Salgado disse a Pinho que ajudar Sócrates na campanha eleitoral seria "uma palermice"
O ex-ministro Manuel Pinho (2005-2009) afirmou esta sexta-feira, em tribunal, que Ricardo Salgado, então presidente do BES, lhe disse que seria "uma palermice" ajudar José Sócrates na campanha eleitoral para as Legislativas de 2005.
Corpo do artigo
José Sócrates acabaria mesmo por conseguir formar Governo, tendo Manuel Pinho, então quadro superior do BES desde 1994, assumido a pasta da Economia. Agora, o ex-ministro está a ser julgado, em Lisboa, com o ex-banqueiro, por, enquanto exerceu funções governamentais, ter alegadamente beneficiado indevidamente os interesses do Banco Espírito Santo (BES) e do Grupo Espírito Santo (GES), a troco de cerca de cinco milhões de euros.
Em causa estão crimes de corrupção, fraude fiscal e branqueamento. A mulher de Manuel Pinho, Alexandra Pinho, está igualmente acusada. Os arguidos negam as acusações. Já o antigo primeiro-ministro nunca foi suspeito neste processo.
"O Dr. Salgado nem por sombras encorajava quadros do banco a terem atividade políticas", afirmou esta sexta-feira, no segundo dia do seu depoimento no julgamento, Manuel Pinho, sublinhando que o ex-banqueiro não gostou quando o informou de que iria ajudar José Sócrates na campanha eleitoral de 2005. "Disse-me: 'Isso é uma palermice, não se meta nisso", assegurou o antigo governante.
"Maior erro de toda a minha vida"
Em tribunal, o ex-ministro, de 68 anos, mostrou-se, de resto, arrependido de ter aceitado o convite para tutelar a área da Economia no Governo. "Provavelmente, foi o maior erro de toda a minha vida, que deu origem a todos estes problemas e me fez perder uma fortuna colossal", desabafou Manuel Pinho.
Tal como na primeira sessão do julgamento, o antigo governante insistiu que perdeu dinheiro ao assumir funções ministeriais. E reiterou que o montante que recebeu da esfera do BES entre 2005 e 2012, incluindo quando esteve no Governo, se tratou de "uma dívida" decorrente do contrato que tinha assinado em 2004 quando fora afastados pelos "acionistas" do banco da coordenação da área de mercado de capitais.
"O Ministério Público está a confundir alhos e bugalhos no que diz respeito às supostas vantagens indevidas", defendeu Manuel Pinho. Em causa, alegou, está o facto de, no montante global das alegadas "luvas", estar, por exemplo, o salário pago à sua mulher como curadora da coleção BES Photo Art. "É uma atitude machista totalmente inadmissível. A minha mulher não subiu na horizontal", reafirmou.

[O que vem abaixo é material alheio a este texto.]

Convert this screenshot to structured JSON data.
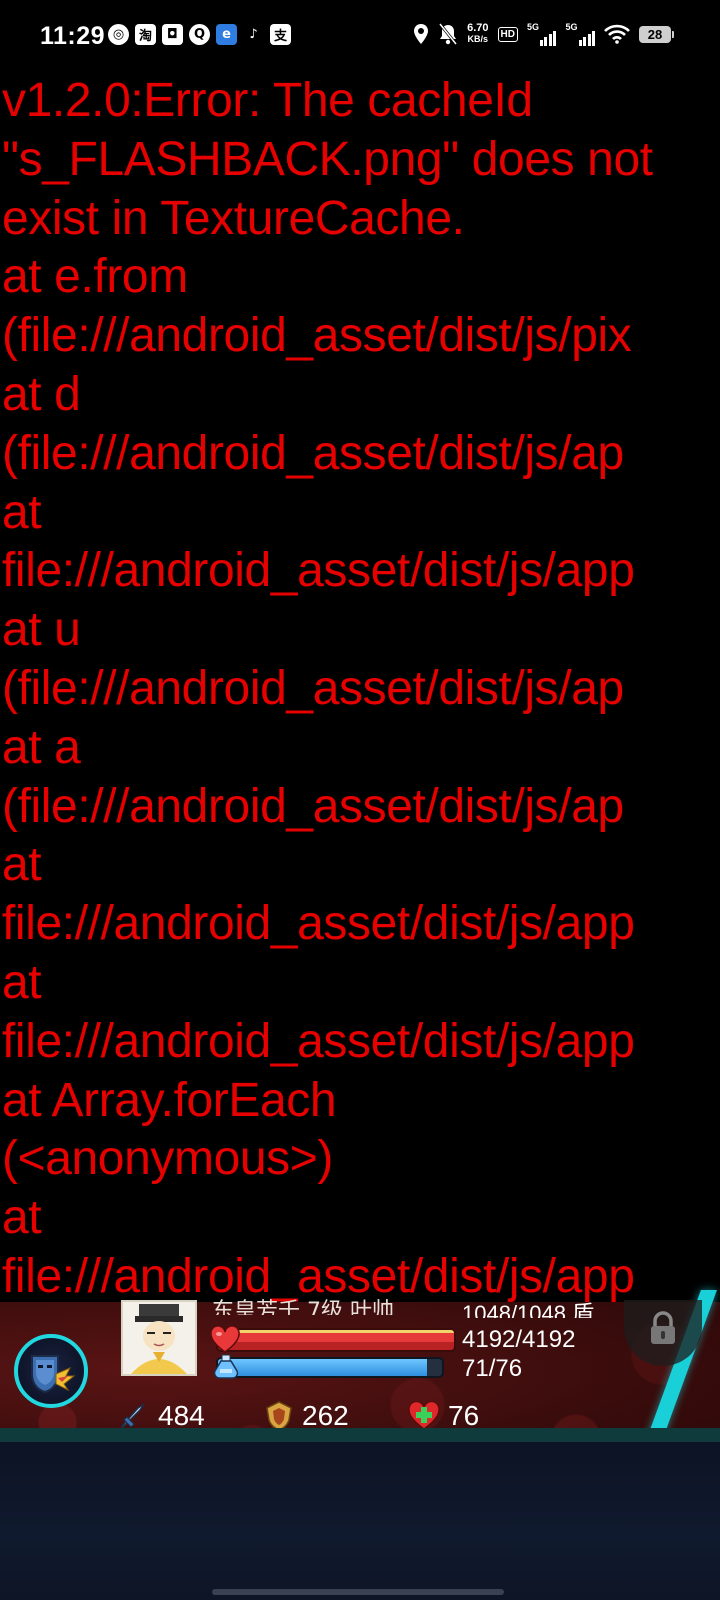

O antigo governante insistiu igualmente que parte dos montantes em causa, que considera legítimos, foi paga através de offshores por decisão de Ricardo Salgado e que até chegou a pedir para que não fosse assim. "Na prática, era impossível controlar os pagamentos", justificou.
Questionado pelo tribunal sobre como, sendo uma "imposição", o ex-banqueiro sabia qual era a sociedade offshore detida por Manuel Pinho para a qual deveria transferir o dinheiro, o arguido remeteu explicações para mais tarde. O depoimento prossegue na próxima terça-feira, 17 de outubro de 2023, no Tribunal Central Criminal de Lisboa.